Volví en mí. Ya no escuchaba nada, una sonrisa se dibujaba en mi cara y sin embargo no pude renunciar a la posición de extremo rigor aun creyendo que podría moverme por estar despierta. Esa acción que se dibuja en la mente y luego la haces existir perturbando el espacio, habitándolo. La oscuridad de algodón chamuscado espesa y esponjosa pesadamente me reprimió. Tal vez no es la mesa de luz que tropiezo con los codos, no es el dosel y su cortinaje, es más breve que eso. El espacio me impacienta, me asfixia.

El cajón era cartón reciclable de la firma “ecofunebria”. Diría mi ángel del sepulcro, el que pagué a plazos, siempre sarcástico y bellaco: “Esa empresa funeraria la fundaron en un autobús”. Pronto la tierra estaba en mi boca, la sentía enorme, abierta, ¿desencajada? y por alguna razón no podía cerrarla. Una niña fea vestida con ropa de antaño hizo de mi clavícula flauta y me instaba a seguirla luego que saliera por el hueso una tétrica melodía: “uhiji uhijiiii uhijiiii” y como buena larense me ofendía el ego una barbaridad.

A lo lejos reconocí a mi padre y a una tía materna. Ella apenada, incómoda, porque llevaba collar de perlas, un buen traje, pero no llevaba zapatos y pensé rápidamente que ese malestar podría durarle una eternidad.

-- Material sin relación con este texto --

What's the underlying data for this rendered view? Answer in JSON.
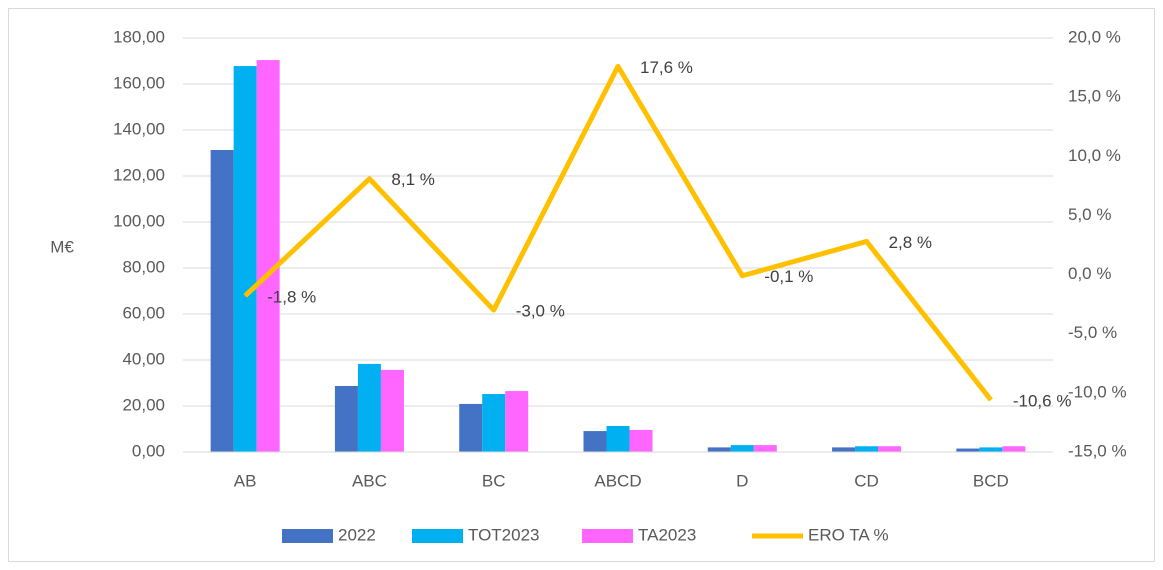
{
  "chart_data": {
    "type": "bar",
    "y_label": "M€",
    "categories": [
      "AB",
      "ABC",
      "BC",
      "ABCD",
      "D",
      "CD",
      "BCD"
    ],
    "series": [
      {
        "name": "2022",
        "color": "#4472c4",
        "type": "bar",
        "values": [
          131.3,
          28.7,
          20.9,
          9.1,
          2.0,
          2.0,
          1.5
        ]
      },
      {
        "name": "TOT2023",
        "color": "#00b0f0",
        "type": "bar",
        "values": [
          167.8,
          38.3,
          25.2,
          11.3,
          3.0,
          2.5,
          2.0
        ]
      },
      {
        "name": "TA2023",
        "color": "#ff66ff",
        "type": "bar",
        "values": [
          170.4,
          35.7,
          26.5,
          9.6,
          3.0,
          2.5,
          2.5
        ]
      },
      {
        "name": "ERO TA %",
        "color": "#ffc000",
        "type": "line",
        "axis": "y2",
        "values": [
          -1.8,
          8.1,
          -3.0,
          17.6,
          -0.1,
          2.8,
          -10.6
        ],
        "value_labels": [
          "-1,8 %",
          "8,1 %",
          "-3,0 %",
          "17,6 %",
          "-0,1 %",
          "2,8 %",
          "-10,6 %"
        ]
      }
    ],
    "ylim": [
      0,
      180
    ],
    "yticks": [
      {
        "value": 0,
        "label": "0,00"
      },
      {
        "value": 20,
        "label": "20,00"
      },
      {
        "value": 40,
        "label": "40,00"
      },
      {
        "value": 60,
        "label": "60,00"
      },
      {
        "value": 80,
        "label": "80,00"
      },
      {
        "value": 100,
        "label": "100,00"
      },
      {
        "value": 120,
        "label": "120,00"
      },
      {
        "value": 140,
        "label": "140,00"
      },
      {
        "value": 160,
        "label": "160,00"
      },
      {
        "value": 180,
        "label": "180,00"
      }
    ],
    "y2lim": [
      -15,
      20
    ],
    "y2ticks": [
      {
        "value": -15,
        "label": "-15,0 %"
      },
      {
        "value": -10,
        "label": "-10,0 %"
      },
      {
        "value": -5,
        "label": "-5,0 %"
      },
      {
        "value": 0,
        "label": "0,0 %"
      },
      {
        "value": 5,
        "label": "5,0 %"
      },
      {
        "value": 10,
        "label": "10,0 %"
      },
      {
        "value": 15,
        "label": "15,0 %"
      },
      {
        "value": 20,
        "label": "20,0 %"
      }
    ],
    "grid": true,
    "legend": "bottom"
  }
}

Así fue como creé este vínculo con la tierra. Siempre odié a la naturaleza: morros, bosques, selvas, dunas, montañas, playas, cerros, lagos. La sensación de lo majestuoso y la incomodidad de ver su prodigio y tener que describirlo, dibujarlo o fotogramarlo. Si no fuera por la necesidad que hay de estar obligatoriamente en un lugar, moverse dentro. Hubo cosas que no fui capaz de ver en ese nuevo estado. Posiblemente sí pusieron al ángel que mandé a tallar y pagué en cuotas o no, sí había barandas en el panteón, sí era un lugar apacible o apocalíptico. Aunque la idea ecológica ya me había matado las ilusiones por las que tanto trabajé y nadie vio la necesidad de costear un catafalco modelo neopolitan o el féretro mandrágora cuyos componentes expondrían mis veleidades a nivel sobrenatural o un ataúd simple de madera ayous y cedro.

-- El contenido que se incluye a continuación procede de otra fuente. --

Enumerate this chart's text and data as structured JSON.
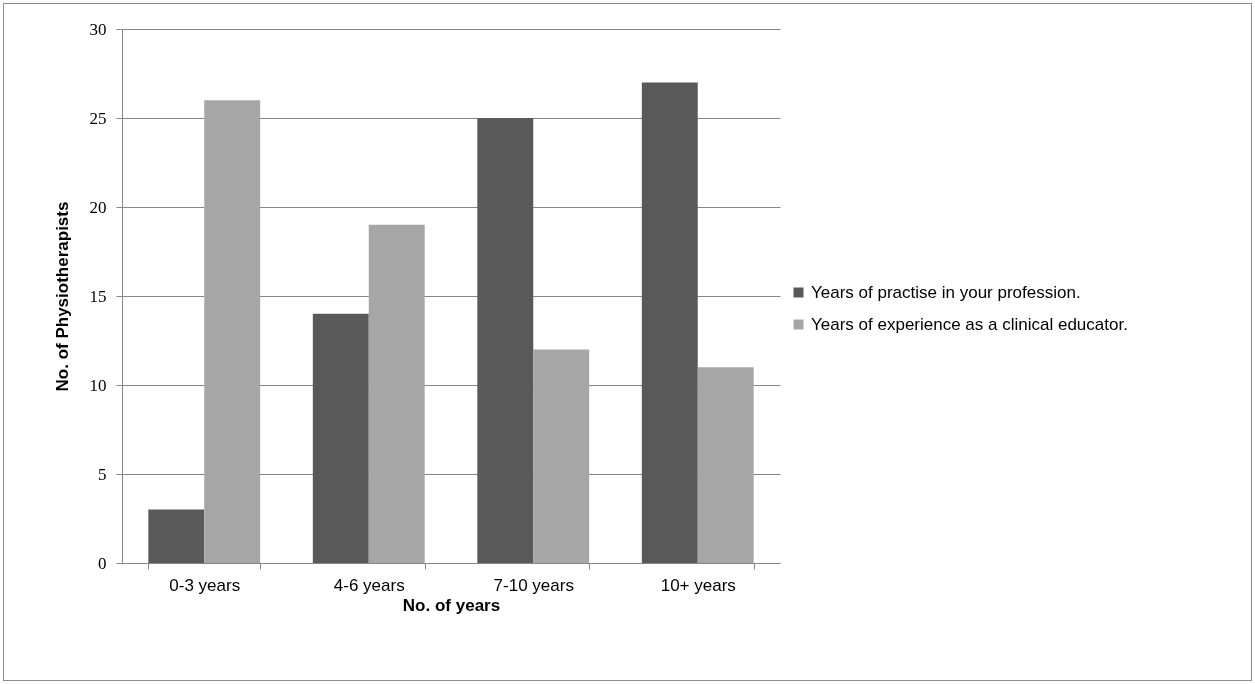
{
  "chart_data": {
    "type": "bar",
    "xlabel": "No. of years",
    "ylabel": "No. of Physiotherapists",
    "categories": [
      "0-3 years",
      "4-6 years",
      "7-10 years",
      "10+ years"
    ],
    "series": [
      {
        "name": "Years of practise in your profession.",
        "color": "#595959",
        "values": [
          3,
          14,
          25,
          27
        ]
      },
      {
        "name": "Years of experience as a clinical educator.",
        "color": "#a6a6a6",
        "values": [
          26,
          19,
          12,
          11
        ]
      }
    ],
    "ylim": [
      0,
      30
    ],
    "yticks": [
      0,
      5,
      10,
      15,
      20,
      25,
      30
    ],
    "grid": "y",
    "legend": "right"
  }
}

Pero allí estaba. Unida a esa parcela entre marrón y gris a veces amarilla y otras negra. Atenta de proveer gusanos
Atenta de las brujas y sus ritos. Ritos son algo distinto a los rituales. Pero ese es hueso para otro perro.
Atenta de darles mil años para contar esta historia enterrada.
Atenta de filtrar el transitivo verbo del principio a ver si estaba dios en ser agua y todo lo demás, incluso ser verbo sin tamizar y que lo único sagrado son las palabras.
Atenta del fuego para pasar de negra a pavesas sueltas y luego estar amarilla, seca, cuarteada.
Atenta a la erosión del viento que hace surcos y me talla horizontal y reconozco mi forma fantasmagorianamente humana.
Falta la clavícula, pero el viento esta vez me hizo un traje de hojas secas
Y una cabellera larga y ceniza que se une al río
Río que parte en dos a mi ciudad iluminada por la luz de la luna en estos tiempos de inmensa ruina y desolación.